Deepening the Relationship Between ACT and Mindfulness with Kelly G. Wilson in Copenhagen

Mar 6 2010 - 9:00am

Workshop with Ph.D. Kelly Wilson in Denmark
Place: Copenhagen, Østerbrohuset, Århusgade 103, 2100 København Ø
Dates: The 6th and 7th of March
Time: From 10-7 p.m. the 6th of March and from 9-4 the 7 th of March
Price: Danish kr.6000, materials and meals during the workshop are included
Register: e-mail Susan Møller Rasmussen on.:
mail@susanrasmussen.dk

Deepening the Relationship Between ACT and Mindfulness
A 2-day ACT Workshop offered by Kelly G. Wilson, Ph.D., University of Mississippi
Although ACT has not typically involved explicit training in formal mindfulness meditation practice, it is clear that mindfulness practice and ACT share a number of truly central concerns. Mindfulness Based Stress Reduction (MBSR) coiuld be argued to be the greatest single wellspring of the use of mindfulness in western medicine. MBSR grew up in a medical setting. Jon Kabbat Zin is, by training, a molecular biologist. ACT, by contrast grew up inside academic psychology, steeped in the behavior analytic tradition and the experimental analysis of behavior.

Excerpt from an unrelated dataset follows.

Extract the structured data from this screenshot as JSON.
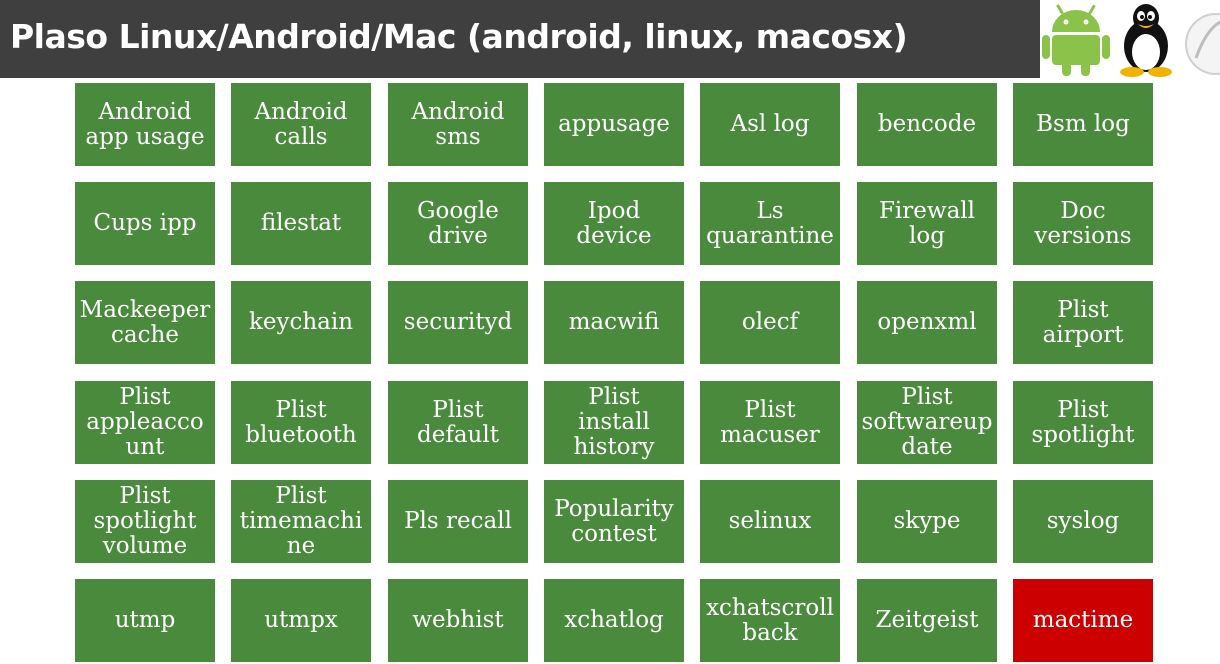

It is remarkable that such wildly different origins could produce methods that lead to such similar conclusions. Both ACT and MBSR rely heavily on experiential learning methods. Both approaches ask clients and teachers to look deeply at their own experience as the ultimate teacher. Both are interested in a holistic approach to human wellbeing. Both are deeply interested in the role of language and the products of “mind.” Both have produced technologies that disentangle us from the words that fill our heads, and which stand in so convincingly for the world. Both ACT and MBSR seek to bring us more richly into contact with the present and with the wondrousness potential in each moment of life.
In this workshop, we will explore in depth the connection between mindfulness practice and ACT. This will be an ACT workshop, not an MBSR workshop. However, the workshop will incorporate significant periods of meditation practice. We will use these periods of practice to expand our understanding of the relationship between these two bodies of work. Our examination of mindfulness practices will not be mere speculation, rather it will be an examination that is informed by direct interaction with mindfulness and with ACT principles and procedures.

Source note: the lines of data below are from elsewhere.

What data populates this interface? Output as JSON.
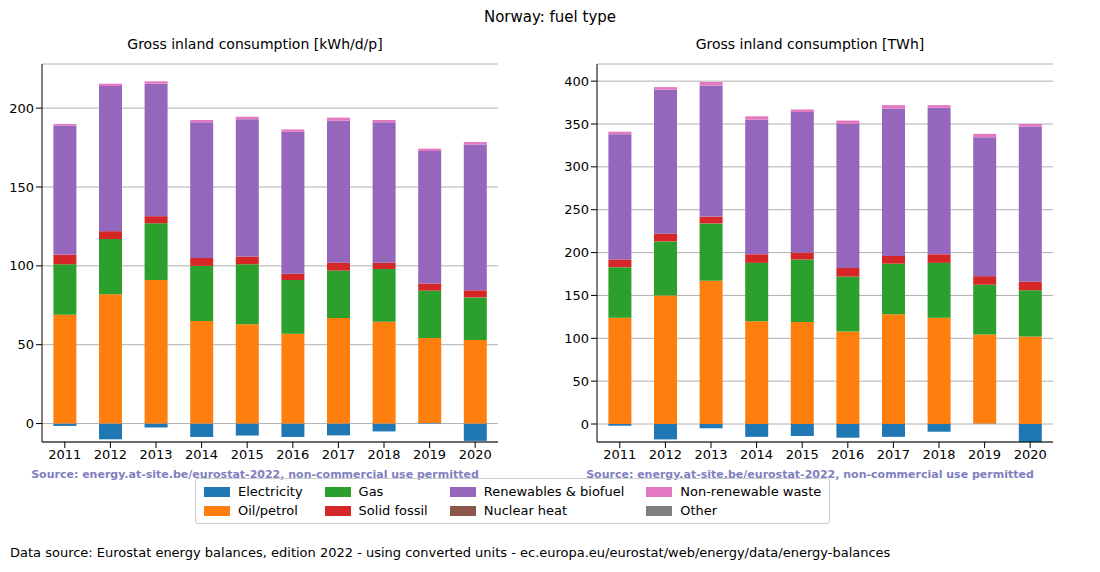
{
  "title": "Norway: fuel type",
  "footer": "Data source: Eurostat energy balances, edition 2022 - using converted units - ec.europa.eu/eurostat/web/energy/data/energy-balances",
  "chart_data": [
    {
      "type": "bar",
      "title": "Gross inland consumption [kWh/d/p]",
      "source": "Source: energy.at-site.be/eurostat-2022, non-commercial use permitted",
      "stacked": true,
      "grid": true,
      "categories": [
        "2011",
        "2012",
        "2013",
        "2014",
        "2015",
        "2016",
        "2017",
        "2018",
        "2019",
        "2020"
      ],
      "ylim": [
        -11.7,
        228
      ],
      "yticks": [
        0,
        50,
        100,
        150,
        200
      ],
      "series": [
        {
          "name": "Electricity",
          "color": "#1f77b4",
          "values": [
            -1.5,
            -10,
            -2.5,
            -8.5,
            -7.5,
            -8.5,
            -7.5,
            -5,
            0.3,
            -11
          ]
        },
        {
          "name": "Oil/petrol",
          "color": "#ff7f0e",
          "values": [
            69,
            82,
            91,
            65,
            63,
            57,
            67,
            64.5,
            54,
            53
          ]
        },
        {
          "name": "Gas",
          "color": "#2ca02c",
          "values": [
            32,
            35,
            36,
            35,
            38,
            34,
            30,
            33.5,
            30,
            27
          ]
        },
        {
          "name": "Solid fossil",
          "color": "#d62728",
          "values": [
            6,
            5,
            4.5,
            5,
            5,
            4,
            5,
            4,
            4.5,
            4.5
          ]
        },
        {
          "name": "Renewables & biofuel",
          "color": "#9467bd",
          "values": [
            82,
            92,
            84,
            86,
            87,
            90,
            90,
            89,
            84,
            92.5
          ]
        },
        {
          "name": "Nuclear heat",
          "color": "#8c564b",
          "values": [
            0,
            0,
            0,
            0,
            0,
            0,
            0,
            0,
            0,
            0
          ]
        },
        {
          "name": "Non-renewable waste",
          "color": "#e377c2",
          "values": [
            1,
            1.5,
            1.5,
            1.5,
            1.5,
            1.5,
            2,
            1.5,
            1.5,
            1.5
          ]
        },
        {
          "name": "Other",
          "color": "#7f7f7f",
          "values": [
            0,
            0,
            0,
            0,
            0,
            0,
            0,
            0,
            0,
            0
          ]
        }
      ]
    },
    {
      "type": "bar",
      "title": "Gross inland consumption [TWh]",
      "source": "Source: energy.at-site.be/eurostat-2022, non-commercial use permitted",
      "stacked": true,
      "grid": true,
      "categories": [
        "2011",
        "2012",
        "2013",
        "2014",
        "2015",
        "2016",
        "2017",
        "2018",
        "2019",
        "2020"
      ],
      "ylim": [
        -21,
        420
      ],
      "yticks": [
        0,
        50,
        100,
        150,
        200,
        250,
        300,
        350,
        400
      ],
      "series": [
        {
          "name": "Electricity",
          "color": "#1f77b4",
          "values": [
            -2,
            -18,
            -5,
            -15,
            -14,
            -16,
            -15,
            -9,
            0.5,
            -21
          ]
        },
        {
          "name": "Oil/petrol",
          "color": "#ff7f0e",
          "values": [
            124,
            150,
            167,
            120,
            119,
            108,
            128,
            124,
            104,
            102
          ]
        },
        {
          "name": "Gas",
          "color": "#2ca02c",
          "values": [
            59,
            63,
            67,
            68,
            73,
            64,
            59,
            64,
            58,
            54
          ]
        },
        {
          "name": "Solid fossil",
          "color": "#d62728",
          "values": [
            9,
            9,
            8,
            10,
            8,
            10,
            9,
            10,
            10,
            10
          ]
        },
        {
          "name": "Renewables & biofuel",
          "color": "#9467bd",
          "values": [
            146,
            168,
            153,
            157,
            164,
            168,
            172,
            171,
            162,
            181
          ]
        },
        {
          "name": "Nuclear heat",
          "color": "#8c564b",
          "values": [
            0,
            0,
            0,
            0,
            0,
            0,
            0,
            0,
            0,
            0
          ]
        },
        {
          "name": "Non-renewable waste",
          "color": "#e377c2",
          "values": [
            3,
            3,
            4,
            4,
            3,
            4,
            4,
            3,
            4,
            3
          ]
        },
        {
          "name": "Other",
          "color": "#7f7f7f",
          "values": [
            0,
            0,
            0,
            0,
            0,
            0,
            0,
            0,
            0,
            0
          ]
        }
      ]
    }
  ]
}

The workshop will begin with a brief introduction to the ACT model and a few comments on an ACT perspective on mindfulness. The balance of the workshop will be spent moving between experiential training in ACT and meditations designed to deepen ACT practice.
The aim of the workshop will be to (1) foster integration of this work for those interested in the interface between the two, (2) to help us all to better understand all ACT principles and the ways that mindfulness can inform them, and finally, (3) to improve our ability to serve the clients and trainees who come to us for help.